Coordination refers to the synthesis and integration of all the operations involved in a business to reach a predefined goal. In an organization, coordination is achieved through proper management and synchronization of the various departments directing the process as a whole towards set objectives. Effective coordination in an organization includes coordination of the internal as well as the external factors. There are various types of coordination in management and techniques of coordination.
Coordination increases the productivity and efficiency in an organization, brings organizational dynamics at both the micro as well as macro levels to defined synchrony, and ensures that the intra-organizational and inter-organizational groups have their roles connected effectively while developing trustworthiness within competing groups at the same time. This also ensures the organizational objectives and tasks to get clarified and established. The main types of coordination in management are discussed below.

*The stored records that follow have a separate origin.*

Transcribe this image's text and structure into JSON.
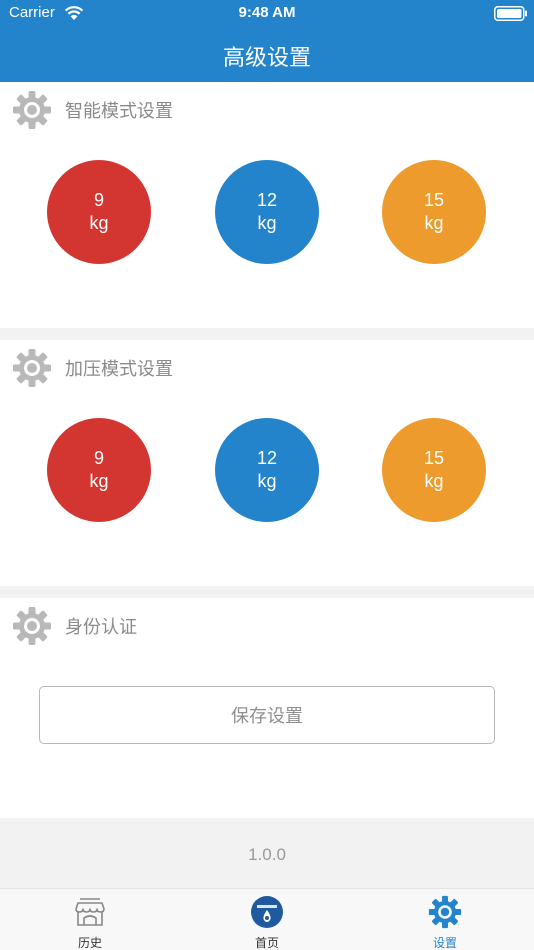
{
  "status_bar": {
    "carrier": "Carrier",
    "time": "9:48 AM"
  },
  "nav": {
    "title": "高级设置"
  },
  "smart_mode": {
    "title": "智能模式设置",
    "options": [
      {
        "value": "9",
        "unit": "kg",
        "color": "#d33631"
      },
      {
        "value": "12",
        "unit": "kg",
        "color": "#2384cc"
      },
      {
        "value": "15",
        "unit": "kg",
        "color": "#ec9b2c"
      }
    ]
  },
  "pressure_mode": {
    "title": "加压模式设置",
    "options": [
      {
        "value": "9",
        "unit": "kg",
        "color": "#d33631"
      },
      {
        "value": "12",
        "unit": "kg",
        "color": "#2384cc"
      },
      {
        "value": "15",
        "unit": "kg",
        "color": "#ec9b2c"
      }
    ]
  },
  "identity": {
    "title": "身份认证",
    "save_label": "保存设置"
  },
  "version": "1.0.0",
  "tabbar": {
    "items": [
      {
        "label": "历史",
        "icon": "store-icon"
      },
      {
        "label": "首页",
        "icon": "home-logo-icon"
      },
      {
        "label": "设置",
        "icon": "gear-icon"
      }
    ],
    "active_index": 2
  },
  "colors": {
    "primary": "#2384cc",
    "red": "#d33631",
    "orange": "#ec9b2c"
  }
}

Broadly, coordination in management can be divided into two types- internal and external coordination.
Internal Coordination is aimed at building a strong bond between the executives, the managers, the departments, the divisions, all the branches and the workers or the employees. This establishes an integration of organizational activities. Coordination examples or types for internal coordination are as follows:
Vertical Coordination: Vertical coordination includes the coordination of tasks from superiors to the subordinates and vice versa. A coordination example can be stated as the coordination of a particular task from a sales manager to his supervisors. This will also facilitate ensured work synchrony from the supervisors with the manager.
Horizontal Coordination: Horizontal coordination builds strong relationships among same rank holding employees. This ensures better performance with increased productivity. Coordination examples can include those among the managers, the supervisors or the co-employees.
External coordination is aimed at establishing connections between the employees in a business organization with people outside of the organization. Such relationships provide a better comprehension of the outside world, in the process providing an analysis of the marketing agencies, the public, the customers at various levels, the competing organizations, the agencies of the government and the financial institutions. Public Relations Officers (PROs) play the most significant role in such cases building relationships between the organizations and the people outside of it.
It can thus be noted that as a part of internal coordination, employees report vertically to the supervisors as well as the subordinates, and horizontally with the coworkers or colleagues. As a part of external coordination, relationships are established between the organization and the outsiders. Both internal and external coordination is equally important for the successful running of an organization.
Coordination in various managerial operations can be achieved through the following strategic actions:
Planning: Coordination in planning makes managers frame plans in the most effective order, analyzing what to include and what not to. Planning with coordination eases the procedure with the help of mutual discussion and constant exchange of ideas building productivity.
Organizing: Immense coordination is required as a part of organizing for the performance of business operations, directed towards a synchronized approach towards the fulfilment of organizational objectives.
Staffing: Coordination in staffing ensures the placement of the right people in the right jobs. It specifies the staff requirements helping the management to recruit skilled employees with the required qualifications.
Directing: Subordinates on receiving orders and instructions work accordingly, only with proper coordination and integration. As a part of coordination in directing, managers are focused on building a coordinating environment in the organization.
Controlling: Coordination ensures a controlled working structure in an organization. It makes the management ensure that the established standards are recognized and met with the actual performance.
Therefore, these are the types of coordination, explained with the help of appropriate coordination examples. Coordination is an important tool for establishing a healthy work environment in an organization. The management should aim for it and train its officials accordingly.
1. What are the techniques of Coordination in Management?
Ans. The following are the key techniques of coordination in management:
Proper Planning: Planning must be directed towards the most efficient way of achieving organizational goals. It is the primary stage in the techniques of coordination where every employee or every member is well acquainted.
Simplified Organizational Structure: There should be a simplified structure defining the line of authority in an organization. This helps in avoiding conflicts and builds a coordinating work environment.
Communication: Effective communication is necessary for the superiors and the employees to mutually understand each other and solve conflicts, in the process of working in coordination.
Leadership: Leadership is a major contributor to a coordinating organizational structure. It ensures proper work structure bringing out the best from every employee.
Chain of Command: There should always remain a chain of command in the hierarchical structure of the organization for proper coordination.
2. What is the importance of Coordination in an Organization?
Ans. Coordination in organizations helps in building an effective organizational structure directed towards the organizational goals. It facilitates the job of eradicating conflicts and resistances, in the process, increasing performance and productivity.
3. What are Mary P. Follett’s 4 main principles of Coordination?
Ans. The 4 principles of coordination as stated by Mary P. Follett are as follows:
Principle of Early Stage: Coordination has to be initiated from the early stages of planning.
Principle of Continuity: Coordination in an organization must continue to exist without ever coming to a halt.
Principle of Direct Contact: Direct contact should be established between the managers and the other employees to facilitate the sound running of the business.
Principle of Reciprocal Relations: The effect of decisions should be analyzed before implementation with respect to the employees and the management staff.